Thu Sep 8 21:24:44 UTC 2005
Johnny Hughes <mailing-lists at hughesjr.com>

On Thu, 2005-09-08 at 16:05 -0500, Les Mikesell wrote:
> On Thu, 2005-09-08 at 14:30, Bryan J. Smith wrote:
> 
> > I have to agree with someone else's post ... simple put (in
> > my own words) ...
> > 
> >   What is it that you don't understand about
> >   the "costs" of configuration management?
> 
> The part I don't understand is why the tool built for the
> purpose doesn't do what everyone needs it to do.  Is that
> simple enough?  Yes, I know I can build my own system.  I
> know there are workarounds.  I'd rather not. 

Yum is not designed for configuration management ... unless you want to
update to the latest releases in the repo.  In that case, it works
perfectly.

If you want to artificially place limits on the repo, (ie ... this is
stable, this is not) ... then you have to create your own repo.

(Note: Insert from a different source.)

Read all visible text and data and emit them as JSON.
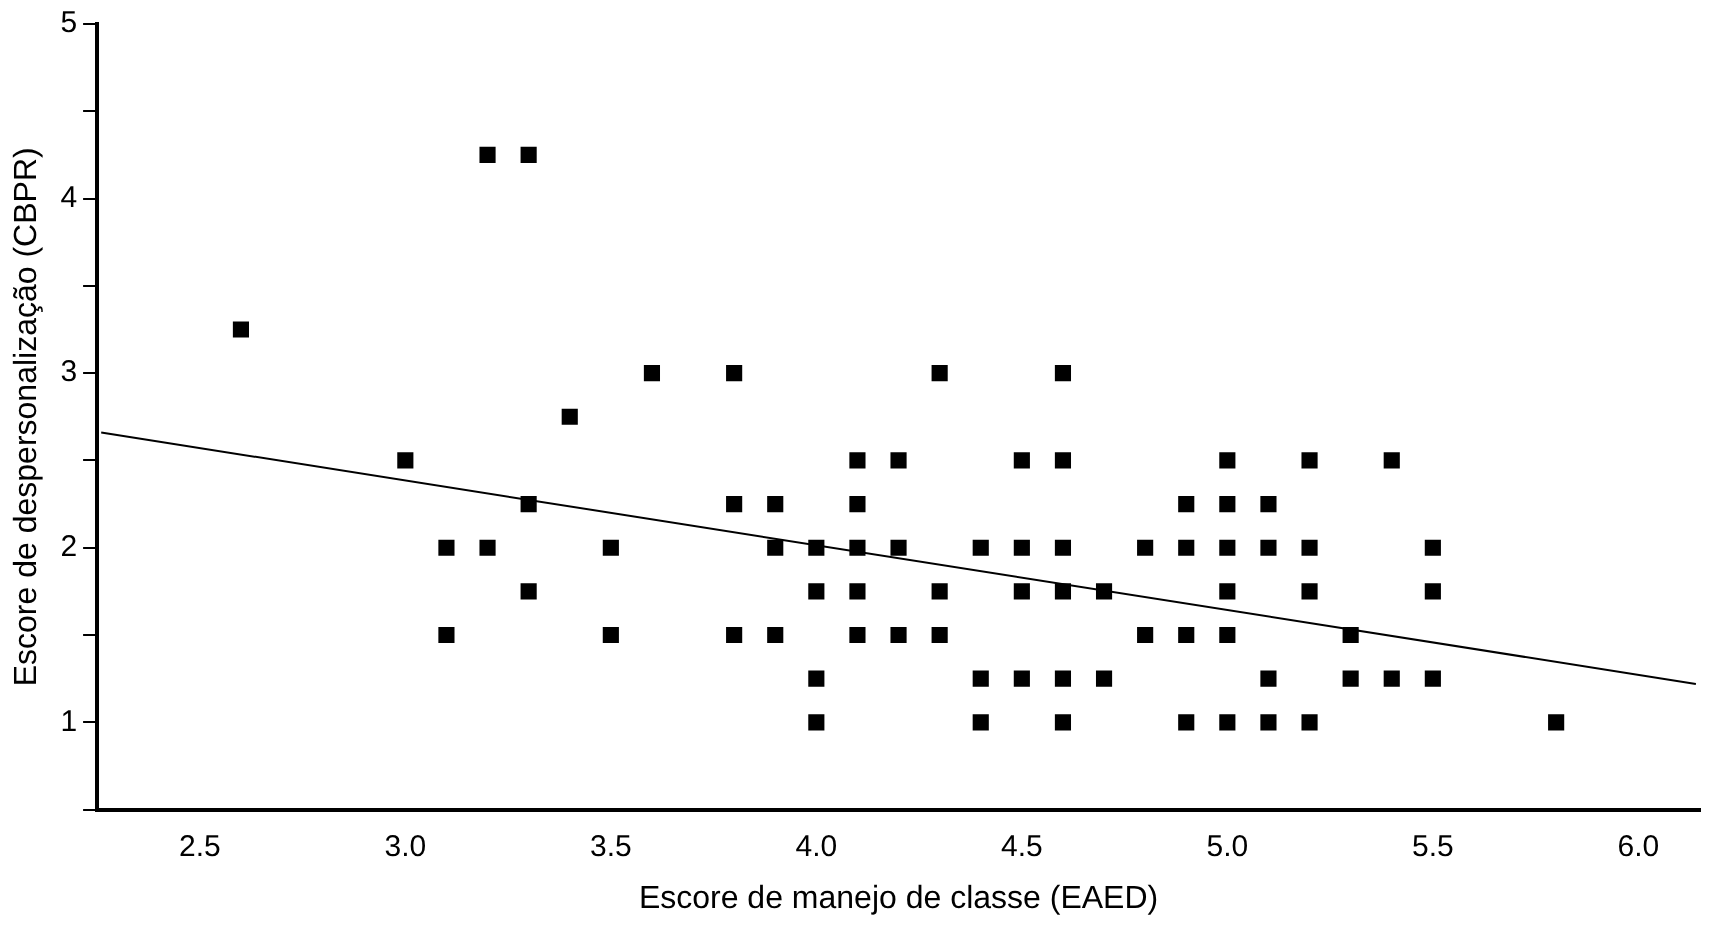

When we release an update, it is considered stable by RedHat.  Up you
run up2date from RedHat, it will update you to the exact same versions
that you get from CentOS.

I am not understanding what your issue with the repos or the tool is.

Yum update works exactly like up2date -u from RHEL ... you update
something and it is updated.

> 
> > > Compare it to how you get a set of consistent updates from
> > > a cvs repository where someone has tagged the 'known good'
> > > states as the changes were added.
> > 
> > Who says you can_not_ just use RCS/CVS/Subversions to track
> > changes to your test system's RPM database and feed those
> > into YUM ... HMMMMMM?!?!?! (hint, hint, hint, big-@$$ hint
> 
> I could keep rolling my own tarballs like I used to also.  The
> question is why everyone who is responding thinks it is a
> good thing or at least expected that a new system designed
> to manage packages does not do the simple and needed thing
> that cvs has always done to make it possible to make updates
> consistent and repeatable out of a changing repository.